Linda Behar-HorensteinFor decades, Linda Behar-Horenstein has been a master teacher. Now she is helping College of Dentistry faculty become better teachers and critical thinkers.

Linda Behar-Horenstein, Ph.D, is the queen of critical thinking.

Before her reign within UF’s colleges of Dentistry and Education began, Behar-Horenstein’s keen eye for detail first served her in her years as professional musician — she was an alternate oboe player in the Civic Orchestra of Chicago. In graduate school, she taught music to 23 students every week. 

“I made their reeds from scratch,” Behar-Horenstein said. “Out of tube cane.”

Her students had the best reeds.

After obtaining her bachelor’s in psychology and her master’s in guidance counseling, Behar-Horenstein worked at a school for emotionally and behaviorally disordered children, giving private music lessons on the side. One day, someone asked her what she planned to do with her life.

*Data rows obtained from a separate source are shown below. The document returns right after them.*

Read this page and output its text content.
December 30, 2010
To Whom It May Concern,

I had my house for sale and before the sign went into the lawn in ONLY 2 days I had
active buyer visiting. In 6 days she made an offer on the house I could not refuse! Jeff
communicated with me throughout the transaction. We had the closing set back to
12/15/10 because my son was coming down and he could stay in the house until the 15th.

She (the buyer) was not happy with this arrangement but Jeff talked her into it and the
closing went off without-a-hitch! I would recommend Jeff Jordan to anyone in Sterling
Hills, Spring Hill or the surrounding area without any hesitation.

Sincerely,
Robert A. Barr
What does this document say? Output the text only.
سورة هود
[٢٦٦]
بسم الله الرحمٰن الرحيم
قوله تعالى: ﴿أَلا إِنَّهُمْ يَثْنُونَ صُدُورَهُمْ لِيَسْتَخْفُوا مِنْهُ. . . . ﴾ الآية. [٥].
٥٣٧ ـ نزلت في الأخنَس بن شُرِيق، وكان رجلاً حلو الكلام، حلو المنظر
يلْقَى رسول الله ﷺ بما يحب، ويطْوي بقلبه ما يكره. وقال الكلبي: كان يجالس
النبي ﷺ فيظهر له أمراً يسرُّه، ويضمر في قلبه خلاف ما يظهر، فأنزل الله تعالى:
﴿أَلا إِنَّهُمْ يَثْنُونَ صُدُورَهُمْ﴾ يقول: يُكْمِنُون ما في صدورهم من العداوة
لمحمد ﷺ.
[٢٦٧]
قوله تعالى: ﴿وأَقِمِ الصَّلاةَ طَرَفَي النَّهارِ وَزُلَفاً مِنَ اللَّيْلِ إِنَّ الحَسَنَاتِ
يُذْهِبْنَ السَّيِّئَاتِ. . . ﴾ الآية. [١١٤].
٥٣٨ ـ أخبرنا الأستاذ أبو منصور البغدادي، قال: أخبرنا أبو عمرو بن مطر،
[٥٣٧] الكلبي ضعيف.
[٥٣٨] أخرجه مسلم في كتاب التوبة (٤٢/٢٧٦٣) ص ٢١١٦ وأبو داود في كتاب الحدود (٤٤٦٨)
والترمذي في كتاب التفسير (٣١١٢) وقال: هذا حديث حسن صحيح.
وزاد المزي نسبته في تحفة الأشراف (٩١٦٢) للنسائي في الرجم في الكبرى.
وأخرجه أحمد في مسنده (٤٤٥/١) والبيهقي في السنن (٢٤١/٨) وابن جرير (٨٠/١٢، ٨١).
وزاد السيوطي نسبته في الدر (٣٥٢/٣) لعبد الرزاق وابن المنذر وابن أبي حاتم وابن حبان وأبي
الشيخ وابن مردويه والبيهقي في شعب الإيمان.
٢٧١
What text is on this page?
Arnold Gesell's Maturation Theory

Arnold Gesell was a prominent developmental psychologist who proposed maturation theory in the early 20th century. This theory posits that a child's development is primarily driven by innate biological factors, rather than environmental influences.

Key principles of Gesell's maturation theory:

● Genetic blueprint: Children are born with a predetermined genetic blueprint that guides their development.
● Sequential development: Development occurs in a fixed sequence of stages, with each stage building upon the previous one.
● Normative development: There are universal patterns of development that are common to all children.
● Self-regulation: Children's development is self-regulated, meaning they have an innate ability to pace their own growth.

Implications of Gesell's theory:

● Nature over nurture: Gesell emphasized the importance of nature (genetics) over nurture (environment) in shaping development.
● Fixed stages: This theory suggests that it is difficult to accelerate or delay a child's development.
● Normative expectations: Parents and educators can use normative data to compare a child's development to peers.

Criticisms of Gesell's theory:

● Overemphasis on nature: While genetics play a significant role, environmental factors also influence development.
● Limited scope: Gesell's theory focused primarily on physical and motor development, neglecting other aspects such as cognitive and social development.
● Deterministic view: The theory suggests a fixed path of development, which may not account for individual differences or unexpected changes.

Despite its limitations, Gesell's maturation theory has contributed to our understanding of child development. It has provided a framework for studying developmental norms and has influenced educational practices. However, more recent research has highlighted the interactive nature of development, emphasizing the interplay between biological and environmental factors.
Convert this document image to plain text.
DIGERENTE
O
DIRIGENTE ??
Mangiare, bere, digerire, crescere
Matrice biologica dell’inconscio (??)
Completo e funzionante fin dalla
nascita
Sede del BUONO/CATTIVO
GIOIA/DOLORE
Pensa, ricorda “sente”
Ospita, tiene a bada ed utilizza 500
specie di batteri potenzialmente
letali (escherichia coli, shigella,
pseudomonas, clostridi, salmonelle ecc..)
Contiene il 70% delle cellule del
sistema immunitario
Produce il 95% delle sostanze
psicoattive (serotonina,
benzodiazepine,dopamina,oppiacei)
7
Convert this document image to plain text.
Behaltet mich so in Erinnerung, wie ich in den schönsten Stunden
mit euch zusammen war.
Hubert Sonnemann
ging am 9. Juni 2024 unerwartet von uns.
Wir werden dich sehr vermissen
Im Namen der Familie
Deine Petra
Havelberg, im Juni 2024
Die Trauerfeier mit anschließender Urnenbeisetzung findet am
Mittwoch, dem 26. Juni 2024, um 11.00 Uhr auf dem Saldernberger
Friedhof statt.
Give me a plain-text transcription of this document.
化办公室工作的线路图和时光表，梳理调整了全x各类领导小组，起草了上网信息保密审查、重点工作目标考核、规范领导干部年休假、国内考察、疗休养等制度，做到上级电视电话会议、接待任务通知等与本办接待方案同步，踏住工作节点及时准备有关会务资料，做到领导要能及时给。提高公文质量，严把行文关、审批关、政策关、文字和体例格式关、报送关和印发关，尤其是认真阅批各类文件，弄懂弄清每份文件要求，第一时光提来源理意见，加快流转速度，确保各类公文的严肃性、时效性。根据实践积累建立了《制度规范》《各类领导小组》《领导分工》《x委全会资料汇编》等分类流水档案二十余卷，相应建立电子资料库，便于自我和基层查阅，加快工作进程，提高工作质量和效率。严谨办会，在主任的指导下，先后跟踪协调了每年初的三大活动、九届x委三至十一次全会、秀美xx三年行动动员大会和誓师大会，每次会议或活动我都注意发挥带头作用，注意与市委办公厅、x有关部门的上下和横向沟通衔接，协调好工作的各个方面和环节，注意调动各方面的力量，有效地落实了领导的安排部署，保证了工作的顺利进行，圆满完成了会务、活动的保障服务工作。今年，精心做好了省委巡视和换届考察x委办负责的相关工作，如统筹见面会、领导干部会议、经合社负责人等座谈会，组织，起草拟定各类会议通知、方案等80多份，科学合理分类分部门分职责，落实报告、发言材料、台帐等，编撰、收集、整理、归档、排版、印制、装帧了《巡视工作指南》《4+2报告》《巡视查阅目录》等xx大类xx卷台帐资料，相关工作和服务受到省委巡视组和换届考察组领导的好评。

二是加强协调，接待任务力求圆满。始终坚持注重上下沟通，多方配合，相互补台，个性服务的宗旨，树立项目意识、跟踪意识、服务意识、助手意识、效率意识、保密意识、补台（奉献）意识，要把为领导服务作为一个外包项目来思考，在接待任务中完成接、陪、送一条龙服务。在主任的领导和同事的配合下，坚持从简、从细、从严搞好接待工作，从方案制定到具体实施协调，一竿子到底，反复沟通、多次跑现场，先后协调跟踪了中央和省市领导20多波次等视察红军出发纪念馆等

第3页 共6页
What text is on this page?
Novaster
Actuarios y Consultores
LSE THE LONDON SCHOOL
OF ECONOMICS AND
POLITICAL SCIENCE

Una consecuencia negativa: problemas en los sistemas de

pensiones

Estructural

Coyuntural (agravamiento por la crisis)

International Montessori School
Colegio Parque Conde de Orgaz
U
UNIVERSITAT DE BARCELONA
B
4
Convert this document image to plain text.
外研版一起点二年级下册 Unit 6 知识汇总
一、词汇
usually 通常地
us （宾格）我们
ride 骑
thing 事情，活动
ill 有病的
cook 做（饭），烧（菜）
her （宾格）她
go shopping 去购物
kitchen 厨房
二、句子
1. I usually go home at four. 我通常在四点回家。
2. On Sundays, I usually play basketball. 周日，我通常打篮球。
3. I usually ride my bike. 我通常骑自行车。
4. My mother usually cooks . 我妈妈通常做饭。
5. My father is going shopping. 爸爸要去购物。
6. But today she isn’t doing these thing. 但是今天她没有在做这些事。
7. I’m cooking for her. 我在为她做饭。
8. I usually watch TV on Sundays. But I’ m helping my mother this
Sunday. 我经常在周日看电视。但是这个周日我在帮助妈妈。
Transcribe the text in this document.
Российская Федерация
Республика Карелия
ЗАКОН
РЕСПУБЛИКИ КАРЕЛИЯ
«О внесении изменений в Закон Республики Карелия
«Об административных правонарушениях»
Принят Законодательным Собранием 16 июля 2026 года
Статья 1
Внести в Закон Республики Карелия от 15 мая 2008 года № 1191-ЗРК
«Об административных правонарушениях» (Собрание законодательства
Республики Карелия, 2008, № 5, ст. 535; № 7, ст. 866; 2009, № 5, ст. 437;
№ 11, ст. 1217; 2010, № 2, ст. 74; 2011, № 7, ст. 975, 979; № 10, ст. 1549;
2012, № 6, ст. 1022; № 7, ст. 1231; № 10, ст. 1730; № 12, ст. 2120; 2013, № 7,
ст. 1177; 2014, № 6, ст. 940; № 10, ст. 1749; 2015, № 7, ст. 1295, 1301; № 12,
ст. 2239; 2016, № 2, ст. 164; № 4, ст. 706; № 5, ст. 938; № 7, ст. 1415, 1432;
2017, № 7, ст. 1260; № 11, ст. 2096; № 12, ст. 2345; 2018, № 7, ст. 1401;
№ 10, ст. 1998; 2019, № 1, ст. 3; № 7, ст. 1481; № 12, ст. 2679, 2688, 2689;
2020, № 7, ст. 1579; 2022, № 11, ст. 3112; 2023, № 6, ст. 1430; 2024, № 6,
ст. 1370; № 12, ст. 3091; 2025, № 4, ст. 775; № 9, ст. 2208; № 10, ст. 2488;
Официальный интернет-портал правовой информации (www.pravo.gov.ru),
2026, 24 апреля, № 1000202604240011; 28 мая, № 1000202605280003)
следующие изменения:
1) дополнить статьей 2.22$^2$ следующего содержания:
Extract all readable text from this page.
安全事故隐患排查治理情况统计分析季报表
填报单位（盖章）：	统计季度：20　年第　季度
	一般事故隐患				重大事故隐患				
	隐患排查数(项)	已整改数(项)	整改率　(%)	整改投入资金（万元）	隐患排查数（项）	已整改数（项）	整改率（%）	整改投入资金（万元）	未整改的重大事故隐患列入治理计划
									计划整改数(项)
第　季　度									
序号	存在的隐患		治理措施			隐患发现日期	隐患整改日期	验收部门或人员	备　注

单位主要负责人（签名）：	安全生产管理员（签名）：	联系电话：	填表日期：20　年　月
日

“He said, ‘Go do something with yourself,’” Behar-Horenstein said. “’Get a doctorate, or something.’ So I did.”

Behar-Horenstein enrolled in Loyola University, where she endeavored to study curriculum. But in order to study it at the doctoral level, she needed a teaching degree — so she found herself at an after-school program for one of the Catholic schools in the area. For her mandatory student teaching, she needed to complete what seemed to be an almost impossible task — teach seventh-grade boys about opera. But Behar-Horenstein was not deterred.

“The supervisor came in and saw that the boys were clearly extremely engaged in opera and couldn’t figure out what it was (I was doing),” Behar-Horenstein said with a laugh.

“It” turned out to be football.

“I was going through history and talking about opera, and I said it was just like football,” Behar-Horenstein said. “Opera is only as good as the last-string quarterback. Same idea. It’s a team thing.”

Since then, Behar-Horenstein has taken her teaching talents to both the College of Education and College of Dentistry. While Behar-Horenstein is something of an expert on pedagogy, the practice of teaching, nowadays she finds that she spends most of her time at the College of Dentistry. Her relationship with the dental school began when the former dean asked her to determine the degree to which critical thinking skills were being emphasized and promoted in the college’s clinics.

“I did 44 observations over a period of five weeks,” Behar-Horenstein said. “It was the beginning of everything — of a study that was a qualitative study, and the first qualitative research article in the Journal of Dental Education.”

Now, she helps faculty write research papers and gives workshops for faculty focusing on active teaching skills and promoting critical thinking. “Promote” is the key word. Behar-Horenstein doesn’t teach critical thinking — she promotes it. Where some might consider the two terms interchangeable, Behar-Horenstein sees a world of difference.

“You don’t teach someone to think critically. You show them the strategies they can use that will promote their ability to become a critical thinker,” Behar-Horenstein said.

For Behar-Horenstein, critical thinking is demonstrated by the presence of evidence and accountability. If someone knows something, they must have proof of its accuracy. And if there’s one piece of knowledge with plenty of evidence and accountability, it’s how Behar-Horenstein feels about her job.

“At this point in my career, I wake up on Sundays and can’t wait to go to work,” she said.